As Bandeiras e as Monções

A única vantagem da União Ibérica – para o Brasil, não para Portugal – é a permissividade, característica desse período, em relação às incursões ao interior do continente. Os portugueses se apegaram às áreas litorâneas produtoras de açúcar e até proibiram, em 1549, com Tomé de Souza, as incursões ao interior. Segundo Frei Vicente de Salvador, os portugueses arranhavam a costa do Brasil como caranguejos.

Diferentemente da colonização portuguesa, a espanhola tinha, aliás, como característica a exploração das terras do interior, entre outros aspectos. Um deles a fundação de cidades urbanisticamente organizadas; outro, a criação de universidades. Em 1538, por exemplo, poucos anos após o descobrimento da América, funda-se a Universidade de São Domingos, a de São Marcos, em Lima, e a da Cidade do México, em 1551. No Brasil, as primeiras universidades só surgiriam no século XX.

Segundo Sérgio Buarque de Holande, a interiorização da colonização no Brasil só foi possível com a consistência do couro, não a do ferro, ou seja, dobrando-se, ajuntando-se a todas as asperezas do meio. Com esse processo de interiorização, o país começou a ganhar traços característicos.

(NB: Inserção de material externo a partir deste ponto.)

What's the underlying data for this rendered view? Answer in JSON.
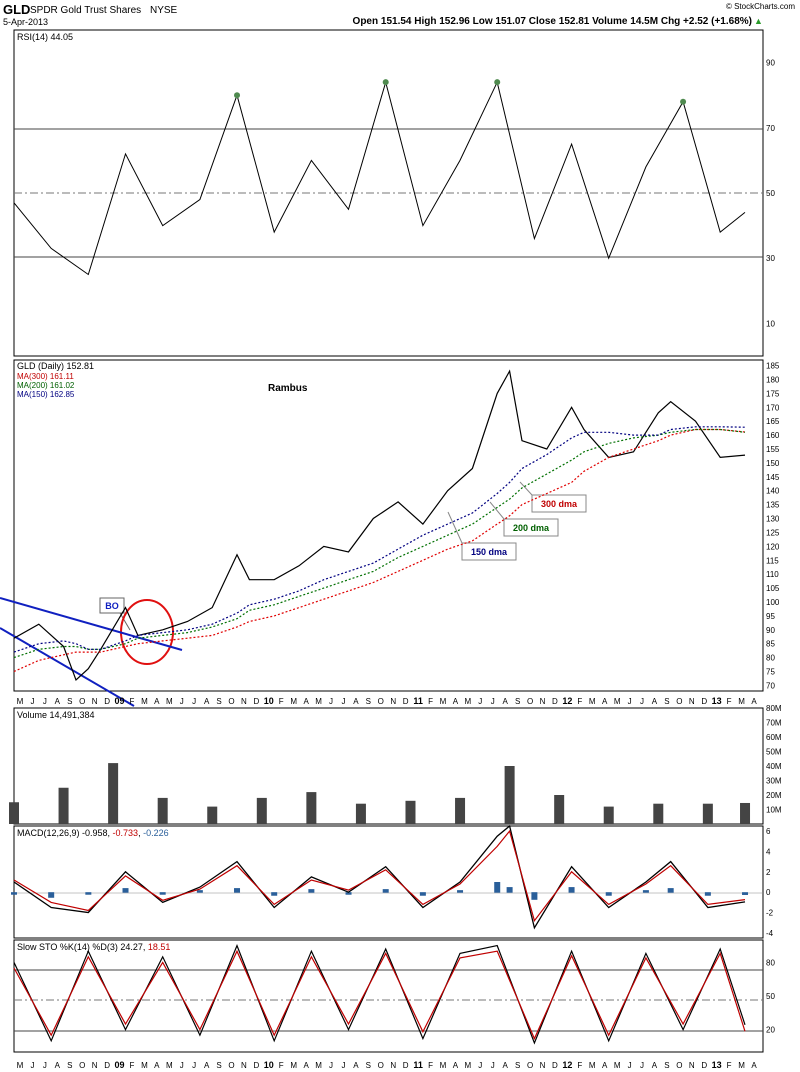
{
  "header": {
    "symbol": "GLD",
    "name": "SPDR Gold Trust Shares",
    "exchange": "NYSE",
    "date": "5-Apr-2013",
    "watermark": "© StockCharts.com",
    "quote": "Open 151.54 High 152.96 Low 151.07 Close 152.81 Volume 14.5M Chg +2.52 (+1.68%)",
    "up_arrow": "▲"
  },
  "x_axis_labels": [
    "M",
    "J",
    "J",
    "A",
    "S",
    "O",
    "N",
    "D",
    "09",
    "F",
    "M",
    "A",
    "M",
    "J",
    "J",
    "A",
    "S",
    "O",
    "N",
    "D",
    "10",
    "F",
    "M",
    "A",
    "M",
    "J",
    "J",
    "A",
    "S",
    "O",
    "N",
    "D",
    "11",
    "F",
    "M",
    "A",
    "M",
    "J",
    "J",
    "A",
    "S",
    "O",
    "N",
    "D",
    "12",
    "F",
    "M",
    "A",
    "M",
    "J",
    "J",
    "A",
    "S",
    "O",
    "N",
    "D",
    "13",
    "F",
    "M",
    "A"
  ],
  "panels": {
    "rsi": {
      "label": "RSI(14) 44.05",
      "ticks": [
        "90",
        "70",
        "50",
        "30",
        "10"
      ]
    },
    "price": {
      "legend_title": "GLD (Daily) 152.81",
      "legend_ma300": "MA(300) 161.11",
      "legend_ma200": "MA(200) 161.02",
      "legend_ma150": "MA(150) 162.85",
      "ticks": [
        "185",
        "180",
        "175",
        "170",
        "165",
        "160",
        "155",
        "150",
        "145",
        "140",
        "135",
        "130",
        "125",
        "120",
        "115",
        "110",
        "105",
        "100",
        "95",
        "90",
        "85",
        "80",
        "75",
        "70"
      ],
      "annotation_author": "Rambus",
      "annotation_bo": "BO",
      "annotation_300": "300 dma",
      "annotation_200": "200 dma",
      "annotation_150": "150 dma"
    },
    "volume": {
      "label": "Volume 14,491,384",
      "ticks": [
        "80M",
        "70M",
        "60M",
        "50M",
        "40M",
        "30M",
        "20M",
        "10M"
      ]
    },
    "macd": {
      "label_prefix": "MACD(12,26,9) -0.958, ",
      "label_sig": "-0.733",
      "label_sep": ", ",
      "label_hist": "-0.226",
      "ticks": [
        "6",
        "4",
        "2",
        "0",
        "-2",
        "-4"
      ]
    },
    "sto": {
      "label_prefix": "Slow STO %K(14) %D(3) 24.27, ",
      "label_d": "18.51",
      "ticks": [
        "80",
        "50",
        "20"
      ]
    }
  },
  "colors": {
    "ma300": "#e00000",
    "ma200": "#007000",
    "ma150": "#000080",
    "trend": "#1020c0",
    "rsi_fill": "#4f8a4f",
    "macd_hist": "#2a5f9a",
    "grid": "#555555"
  },
  "chart_data": [
    {
      "type": "line",
      "title": "RSI(14)",
      "ylim": [
        0,
        100
      ],
      "reference_lines": [
        70,
        50,
        30
      ],
      "x": [
        "2008-05",
        "2008-08",
        "2008-11",
        "2009-02",
        "2009-05",
        "2009-08",
        "2009-11",
        "2010-02",
        "2010-05",
        "2010-08",
        "2010-11",
        "2011-02",
        "2011-05",
        "2011-08",
        "2011-11",
        "2012-02",
        "2012-05",
        "2012-08",
        "2012-11",
        "2013-02",
        "2013-04"
      ],
      "values": [
        47,
        33,
        25,
        62,
        40,
        48,
        80,
        38,
        60,
        45,
        84,
        40,
        60,
        84,
        36,
        65,
        30,
        58,
        78,
        38,
        44.05
      ]
    },
    {
      "type": "line",
      "title": "GLD (Daily)",
      "ylim": [
        68,
        187
      ],
      "x": [
        "2008-05",
        "2008-07",
        "2008-09",
        "2008-10",
        "2008-11",
        "2008-12",
        "2009-02",
        "2009-03",
        "2009-05",
        "2009-07",
        "2009-09",
        "2009-11",
        "2009-12",
        "2010-02",
        "2010-04",
        "2010-06",
        "2010-08",
        "2010-10",
        "2010-12",
        "2011-02",
        "2011-04",
        "2011-06",
        "2011-08",
        "2011-09",
        "2011-10",
        "2011-12",
        "2012-02",
        "2012-03",
        "2012-05",
        "2012-07",
        "2012-09",
        "2012-10",
        "2012-12",
        "2013-02",
        "2013-04"
      ],
      "series": [
        {
          "name": "GLD",
          "values": [
            87,
            92,
            84,
            72,
            76,
            83,
            98,
            88,
            90,
            93,
            98,
            117,
            108,
            108,
            113,
            120,
            118,
            130,
            136,
            128,
            140,
            148,
            175,
            183,
            158,
            155,
            170,
            162,
            152,
            154,
            168,
            172,
            165,
            152,
            152.81
          ]
        },
        {
          "name": "MA(300)",
          "values": [
            75,
            79,
            81,
            82,
            82,
            82,
            84,
            85,
            86,
            87,
            88,
            91,
            93,
            95,
            98,
            101,
            104,
            107,
            111,
            115,
            119,
            122,
            128,
            131,
            135,
            139,
            143,
            147,
            152,
            155,
            158,
            160,
            162,
            162,
            161.11
          ]
        },
        {
          "name": "MA(200)",
          "values": [
            80,
            83,
            84,
            84,
            83,
            83,
            85,
            87,
            88,
            89,
            91,
            94,
            97,
            99,
            102,
            105,
            108,
            111,
            116,
            120,
            124,
            128,
            134,
            137,
            141,
            146,
            151,
            154,
            157,
            159,
            160,
            161,
            162,
            162,
            161.02
          ]
        },
        {
          "name": "MA(150)",
          "values": [
            82,
            85,
            86,
            85,
            83,
            83,
            86,
            88,
            89,
            90,
            92,
            96,
            99,
            101,
            104,
            108,
            111,
            114,
            119,
            124,
            128,
            132,
            139,
            143,
            148,
            153,
            159,
            161,
            161,
            160,
            160,
            162,
            163,
            163,
            162.85
          ]
        }
      ]
    },
    {
      "type": "bar",
      "title": "Volume",
      "ylim": [
        0,
        80
      ],
      "unit": "M",
      "x": [
        "2008-05",
        "2008-09",
        "2009-01",
        "2009-05",
        "2009-09",
        "2010-01",
        "2010-05",
        "2010-09",
        "2011-01",
        "2011-05",
        "2011-09",
        "2012-01",
        "2012-05",
        "2012-09",
        "2013-01",
        "2013-04"
      ],
      "values": [
        15,
        25,
        42,
        18,
        12,
        18,
        22,
        14,
        16,
        18,
        40,
        20,
        12,
        14,
        14,
        14.5
      ]
    },
    {
      "type": "line",
      "title": "MACD(12,26,9)",
      "ylim": [
        -4.5,
        6.5
      ],
      "x": [
        "2008-05",
        "2008-08",
        "2008-11",
        "2009-02",
        "2009-05",
        "2009-08",
        "2009-11",
        "2010-02",
        "2010-05",
        "2010-08",
        "2010-11",
        "2011-02",
        "2011-05",
        "2011-08",
        "2011-09",
        "2011-11",
        "2012-02",
        "2012-05",
        "2012-08",
        "2012-10",
        "2013-01",
        "2013-04"
      ],
      "series": [
        {
          "name": "MACD",
          "values": [
            1,
            -1.5,
            -2,
            2,
            -1,
            0.5,
            3,
            -1.5,
            1.5,
            0,
            2.5,
            -1.5,
            1,
            5.5,
            6.5,
            -3.5,
            2.5,
            -1.5,
            1,
            3,
            -1.5,
            -0.958
          ]
        },
        {
          "name": "Signal",
          "values": [
            1.2,
            -1,
            -1.8,
            1.6,
            -0.8,
            0.3,
            2.6,
            -1.2,
            1.2,
            0.2,
            2.2,
            -1.2,
            0.8,
            4.5,
            6,
            -2.8,
            2,
            -1.2,
            0.8,
            2.6,
            -1.2,
            -0.733
          ]
        }
      ]
    },
    {
      "type": "line",
      "title": "Slow STO %K(14) %D(3)",
      "ylim": [
        0,
        100
      ],
      "reference_lines": [
        80,
        50,
        20
      ],
      "x": [
        "2008-05",
        "2008-08",
        "2008-11",
        "2009-02",
        "2009-05",
        "2009-08",
        "2009-11",
        "2010-02",
        "2010-05",
        "2010-08",
        "2010-11",
        "2011-02",
        "2011-05",
        "2011-08",
        "2011-11",
        "2012-02",
        "2012-05",
        "2012-08",
        "2012-11",
        "2013-02",
        "2013-04"
      ],
      "series": [
        {
          "name": "%K",
          "values": [
            80,
            10,
            90,
            20,
            85,
            15,
            95,
            10,
            90,
            20,
            92,
            12,
            88,
            95,
            8,
            90,
            10,
            88,
            20,
            92,
            24.27
          ]
        },
        {
          "name": "%D",
          "values": [
            75,
            15,
            85,
            25,
            80,
            20,
            90,
            15,
            85,
            25,
            88,
            18,
            84,
            90,
            12,
            86,
            15,
            84,
            25,
            88,
            18.51
          ]
        }
      ]
    }
  ]
}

De forma espontânea, começou a desenhar-se nesse período o território brasileiro tal qual o conhecemos hoje, com sua dimensão continental – bem como a imagem do povo brasileiro, oriunda da miscigenação de africanos, indígenas e europeus, que, segundo Darcy Ribeiro, se desindianizavam, desafricanizavam e deseuropeizavam, e formavam um povo novo, tanto do ponto de vista biológico como cultural. 

Outro aspecto importante de tais incursões é que essas andanças serão responsáveis por criar uma imensa rede de comunicação pelo país. As bandeiras eram expedições que seguiam abrindo caminhos e estradas por terra, e as mais importantes foram as comandadas por Fernão Dias, Bartolomeu Bueno da Silva, Domingos Jorge Velho e Raposo Tavares. Outro tipo de expedição era a fluvial, que seguia, portanto, desbravando o território ao longo dos rios. Era conhecida como monções porque ocorria apenas nos períodos mais propícios à navegação, respeitando a natureza dos rios, cheio e vazante. Essas expedições fluviais descobrira, por exemplo, o que hoje é a hidrovia Tietê-Paraná, que interliga as regiões Sul, Sudeste e Centro-Oeste do Brasil. Ambos os tipos de expedições serão importantíssimos para a unificação, expansão e consolidação do território. Nesse sentido, ao chegar ao final a União Ibérica, o Brasil já será outro. Mas o aspecto mais importante nesse período da União Ibérica e desse processo de avanço em direção ao interior do continente (único positivo para Portugal) será a descorta do ouro. Esse ouro se tornará a salvação da pátria portuguesa depois que a União Ibérica acabou com o negócio do açúcar.